Фрэнки стояла и ждала, чтобы наступила ночь. И в эту секунду где-то в городе неподалеку труба заиграла блюз, низко и грустно. Грусть лилась из трубы какого-то цветного паренька, но кто играет, Фрэнки не знала. Она стояла неподвижно, опустив голову, закрыв глаза, и слушала. Чем-то эта музыка напомнила ей весну: цветы, глаза незнакомых людей, дождь.
Музыка звучала на низких нотах загадочно и печально. Потом мелодия внезапно перешла в дикий джазовый ритм, который в причудливой негритянской манере зигзагами рвался вверх. Под конец музыка загрохотала и стихла, уносясь вдаль. Потом труба опять заиграла прежний блюз, и казалось, что блюз рассказывает заново о всем этом тягостном лете. Фрэнки стояла на темном тротуаре, и сердце ее опять сжалось, колени стукнулись одно о другое, и к горлу подкатил комок. Затем неожиданно произошло то, во что Фрэнки сначала не поверила. Как раз в ту минуту, когда музыка должна была стать громче, труба вдруг замолчала. В первую секунду Фрэнки не поняла, что произошло. Она растерялась.
Наконец она прошептала Джону Генри:
— Он остановился, чтобы продуть мундштук — туда попала слюна. Сейчас он снова заиграет.
Но труба не заиграла. Мелодия так и осталась незаконченной, сломанной. И Фрэнки почувствовала, что не вынесет этой скованности. Она испытывала неодолимую потребность сделать что-то дикое и неожиданное, чего она еще никогда не делала. Она ударила себя по голове кулаком, но это не помогло. Тогда она заговорила вслух, хотя сначала не обращала внимания на собственные слова и не знала, что скажет дальше:
— Я объяснила Беренис, что навсегда уезжаю отсюда, но она мне не поверила. Иногда мне кажется, что глупее ее нет никого на свете.

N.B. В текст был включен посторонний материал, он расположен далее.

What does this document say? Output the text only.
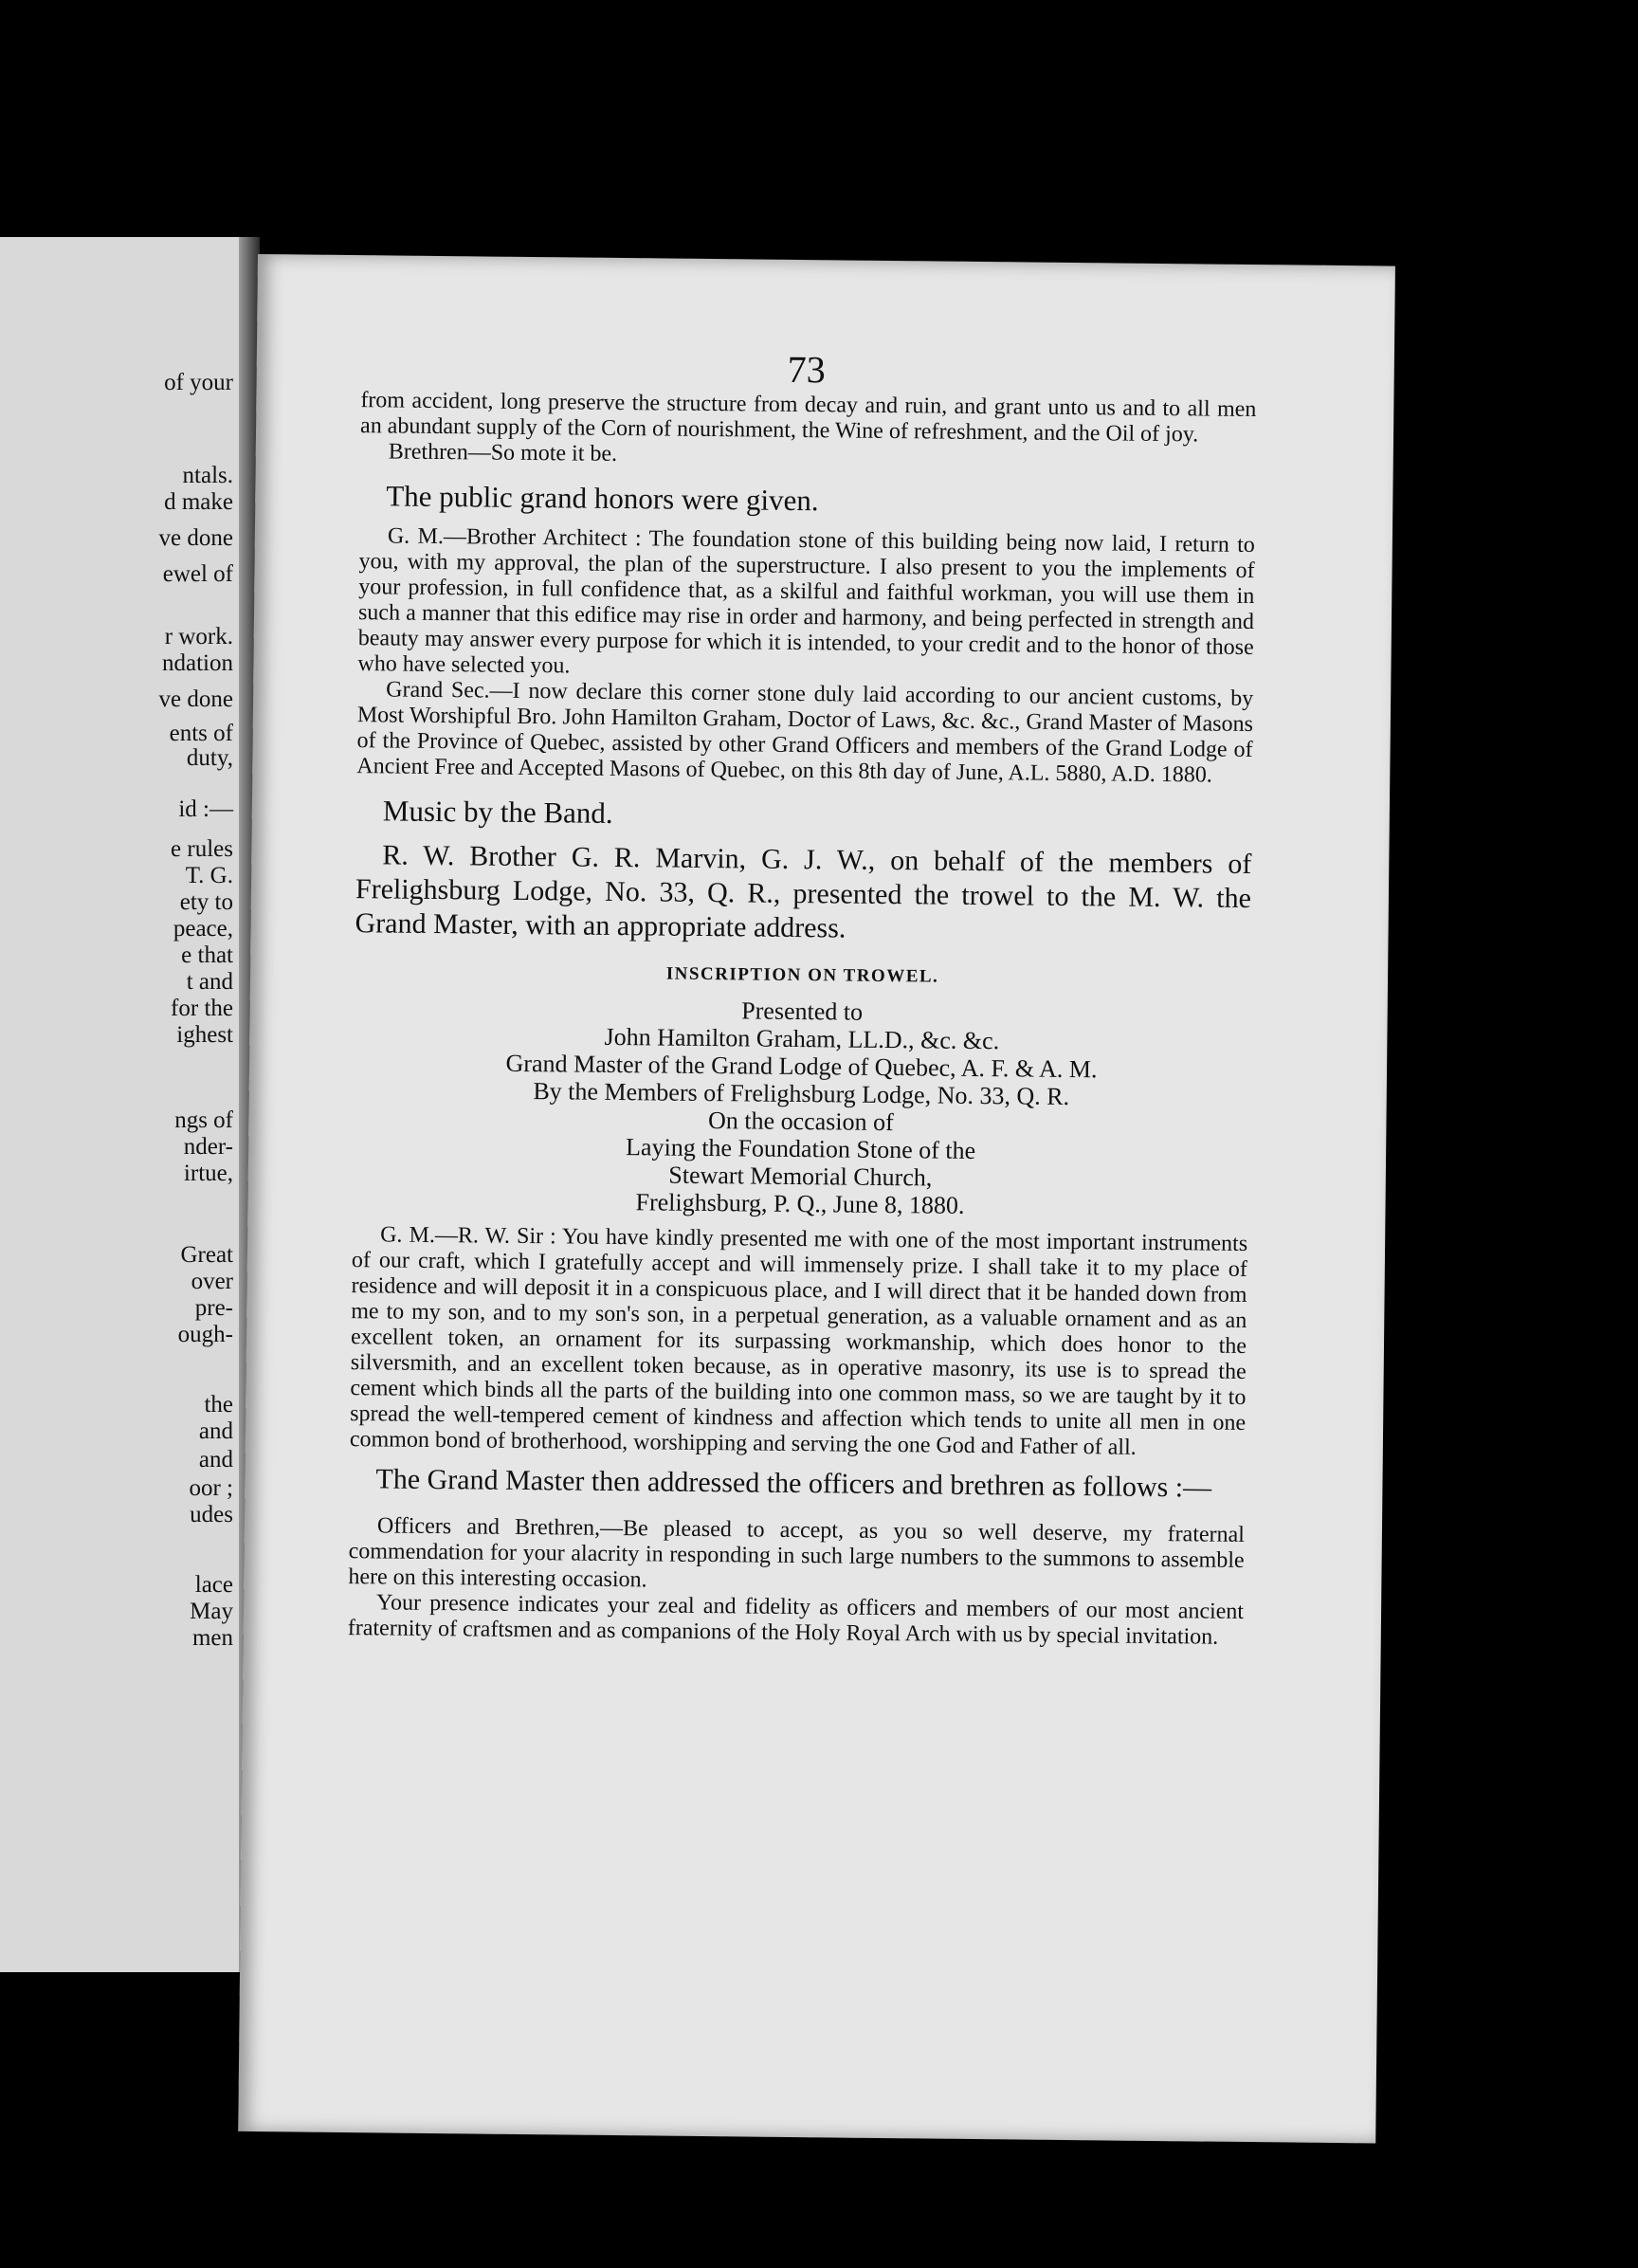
of your
ntals.
d make
ve done
ewel of
r work.
ndation
ve done
ents of
duty,
id :—
e rules
T. G.
ety to
peace,
e that
t and
for the
ighest
ngs of
nder-
irtue,
Great
over
pre-
ough-
the
and
and
oor ;
udes
lace
May
men
73

from accident, long preserve the structure from decay and ruin, and grant unto us and to all men an abundant supply of the Corn of nourishment, the Wine of refreshment, and the Oil of joy.

Brethren—So mote it be.

The public grand honors were given.

G. M.—Brother Architect : The foundation stone of this building being now laid, I return to you, with my approval, the plan of the superstructure. I also present to you the implements of your profession, in full confidence that, as a skilful and faithful workman, you will use them in such a manner that this edifice may rise in order and harmony, and being perfected in strength and beauty may answer every purpose for which it is intended, to your credit and to the honor of those who have selected you.

Grand Sec.—I now declare this corner stone duly laid according to our ancient customs, by Most Worshipful Bro. John Hamilton Graham, Doctor of Laws, &c. &c., Grand Master of Masons of the Province of Quebec, assisted by other Grand Officers and members of the Grand Lodge of Ancient Free and Accepted Masons of Quebec, on this 8th day of June, A.L. 5880, A.D. 1880.

Music by the Band.

R. W. Brother G. R. Marvin, G. J. W., on behalf of the members of Frelighsburg Lodge, No. 33, Q. R., presented the trowel to the M. W. the Grand Master, with an appropriate address.

INSCRIPTION ON TROWEL.

Presented to

John Hamilton Graham, LL.D., &c. &c.

Grand Master of the Grand Lodge of Quebec, A. F. & A. M.

By the Members of Frelighsburg Lodge, No. 33, Q. R.

On the occasion of

Laying the Foundation Stone of the

Stewart Memorial Church,

Frelighsburg, P. Q., June 8, 1880.

G. M.—R. W. Sir : You have kindly presented me with one of the most important instruments of our craft, which I gratefully accept and will immensely prize. I shall take it to my place of residence and will deposit it in a conspicuous place, and I will direct that it be handed down from me to my son, and to my son's son, in a perpetual generation, as a valuable ornament and as an excellent token, an ornament for its surpassing workmanship, which does honor to the silversmith, and an excellent token because, as in operative masonry, its use is to spread the cement which binds all the parts of the building into one common mass, so we are taught by it to spread the well-tempered cement of kindness and affection which tends to unite all men in one common bond of brotherhood, worshipping and serving the one God and Father of all.

The Grand Master then addressed the officers and brethren as follows :—

Officers and Brethren,—Be pleased to accept, as you so well deserve, my fraternal commendation for your alacrity in responding in such large numbers to the summons to assemble here on this interesting occasion.

Your presence indicates your zeal and fidelity as officers and members of our most ancient fraternity of craftsmen and as companions of the Holy Royal Arch with us by special invitation.
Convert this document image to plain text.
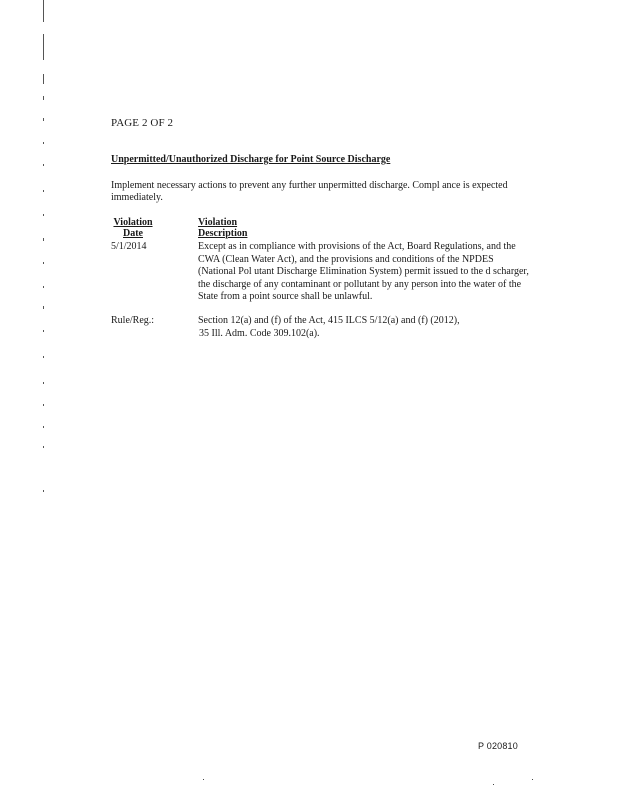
PAGE 2 OF 2
Unpermitted/Unauthorized Discharge for Point Source Discharge
Implement necessary actions to prevent any further unpermitted discharge. Compl ance is expected immediately.
Violation
Date
Violation
Description
5/1/2014	Except as in compliance with provisions of the Act, Board Regulations, and the CWA (Clean Water Act), and the provisions and conditions of the NPDES (National Pol utant Discharge Elimination System) permit issued to the d scharger, the discharge of any contaminant or pollutant by any person into the water of the State from a point source shall be unlawful.
Rule/Reg.:	Section 12(a) and (f) of the Act, 415 ILCS 5/12(a) and (f) (2012),
35 Ill. Adm. Code 309.102(a).
P 020810
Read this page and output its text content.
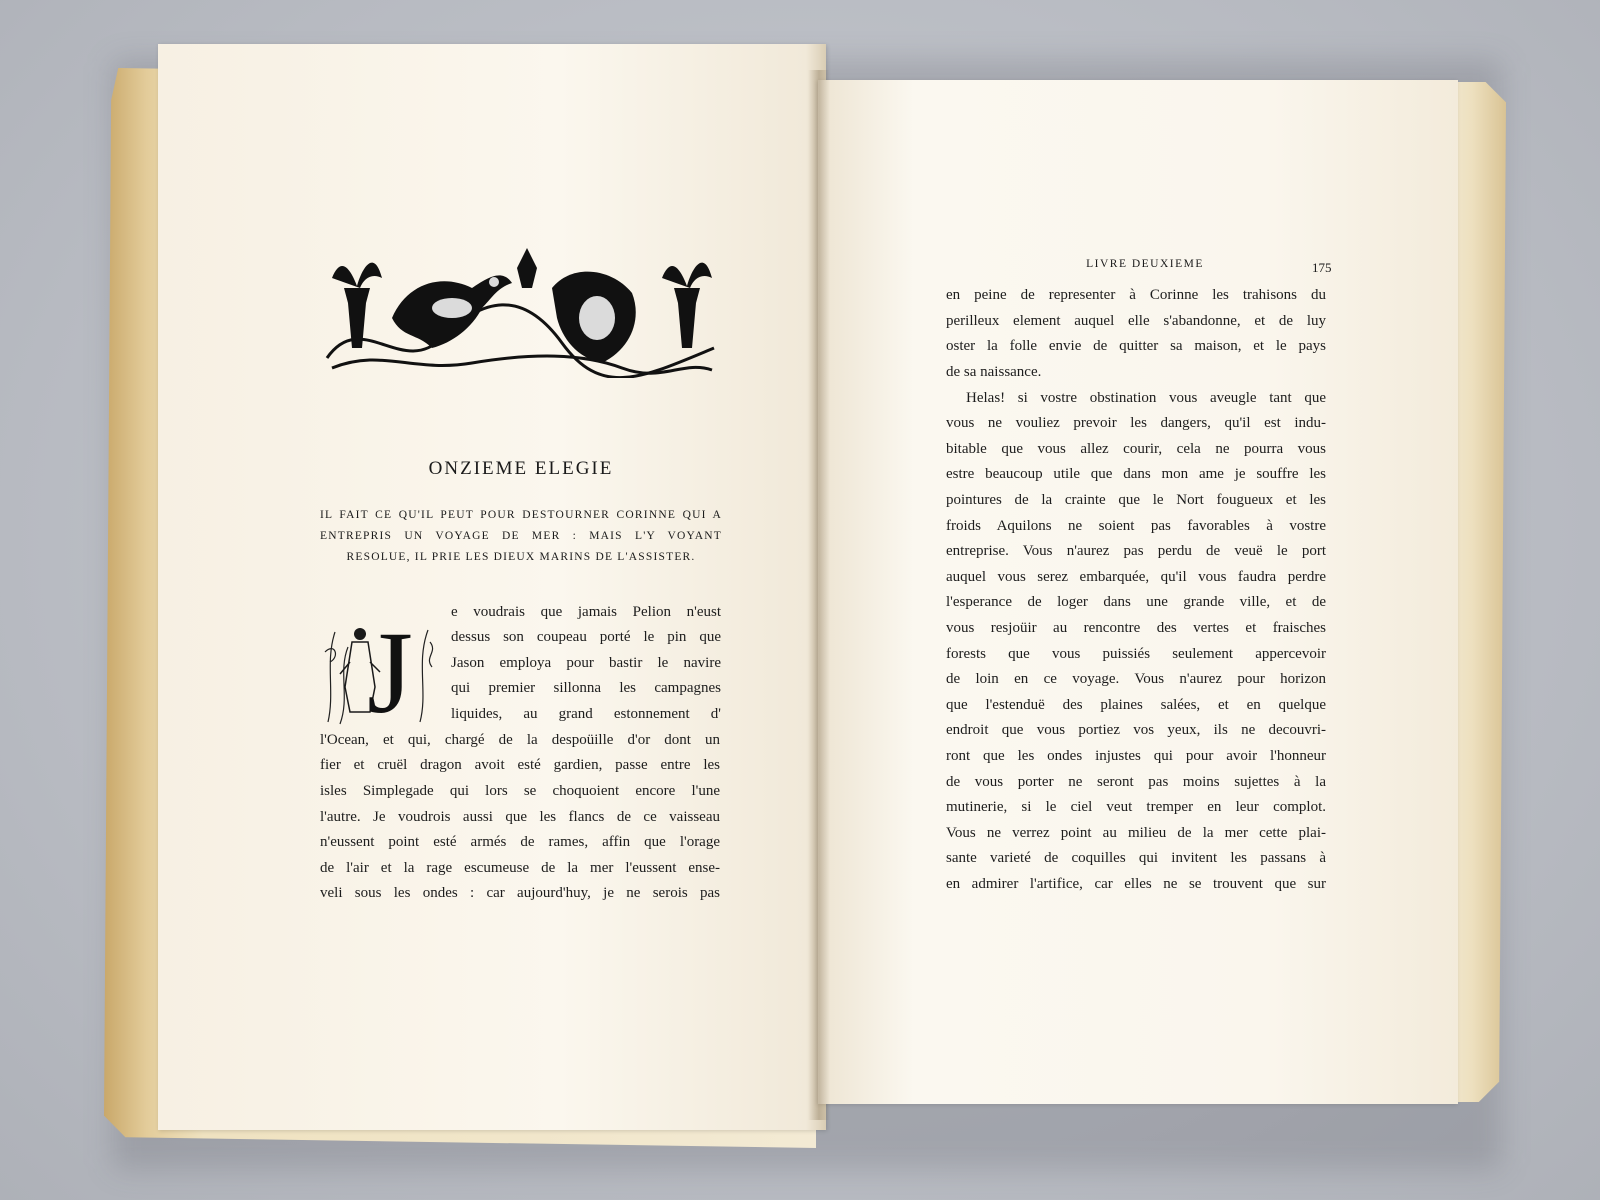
ONZIEME ELEGIE
IL FAIT CE QU'IL PEUT POUR DESTOURNER CORINNE QUI A ENTREPRIS UN VOYAGE DE MER : MAIS L'Y VOYANT RESOLUE, IL PRIE LES DIEUX MARINS DE L'ASSISTER.
J	e voudrais que jamais Pelion n'eust
dessus son coupeau porté le pin que
Jason employa pour bastir le navire
qui premier sillonna les campagnes
liquides, au grand estonnement d'
l'Ocean, et qui, chargé de la despoüille d'or dont un
fier et cruël dragon avoit esté gardien, passe entre les
isles Simplegade qui lors se choquoient encore l'une
l'autre. Je voudrois aussi que les flancs de ce vaisseau
n'eussent point esté armés de rames, affin que l'orage
de l'air et la rage escumeuse de la mer l'eussent ense-
veli sous les ondes : car aujourd'huy, je ne serois pas
LIVRE DEUXIEME	175
en peine de representer à Corinne les trahisons du
perilleux element auquel elle s'abandonne, et de luy
oster la folle envie de quitter sa maison, et le pays
de sa naissance.
Helas! si vostre obstination vous aveugle tant que
vous ne vouliez prevoir les dangers, qu'il est indu-
bitable que vous allez courir, cela ne pourra vous
estre beaucoup utile que dans mon ame je souffre les
pointures de la crainte que le Nort fougueux et les
froids Aquilons ne soient pas favorables à vostre
entreprise. Vous n'aurez pas perdu de veuë le port
auquel vous serez embarquée, qu'il vous faudra perdre
l'esperance de loger dans une grande ville, et de
vous resjoüir au rencontre des vertes et fraisches
forests que vous puissiés seulement appercevoir
de loin en ce voyage. Vous n'aurez pour horizon
que l'estenduë des plaines salées, et en quelque
endroit que vous portiez vos yeux, ils ne decouvri-
ront que les ondes injustes qui pour avoir l'honneur
de vous porter ne seront pas moins sujettes à la
mutinerie, si le ciel veut tremper en leur complot.
Vous ne verrez point au milieu de la mer cette plai-
sante varieté de coquilles qui invitent les passans à
en admirer l'artifice, car elles ne se trouvent que sur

Она жаловалась вслух, и голос ее был зазубренным и острым, как лезвие пилы.
Она говорила и не знала, что скажет в следующую секунду. Прислушивалась к собственному голосу, но слова, которые она слышала, были лишены смысла.
— Попробуй доказать что-нибудь такой дуре — это все равно что разговаривать с бетонной плитой. Я долбила и долбила без конца. Я ей сказала, что должна уехать из этого города, потому что все равно это неизбежно.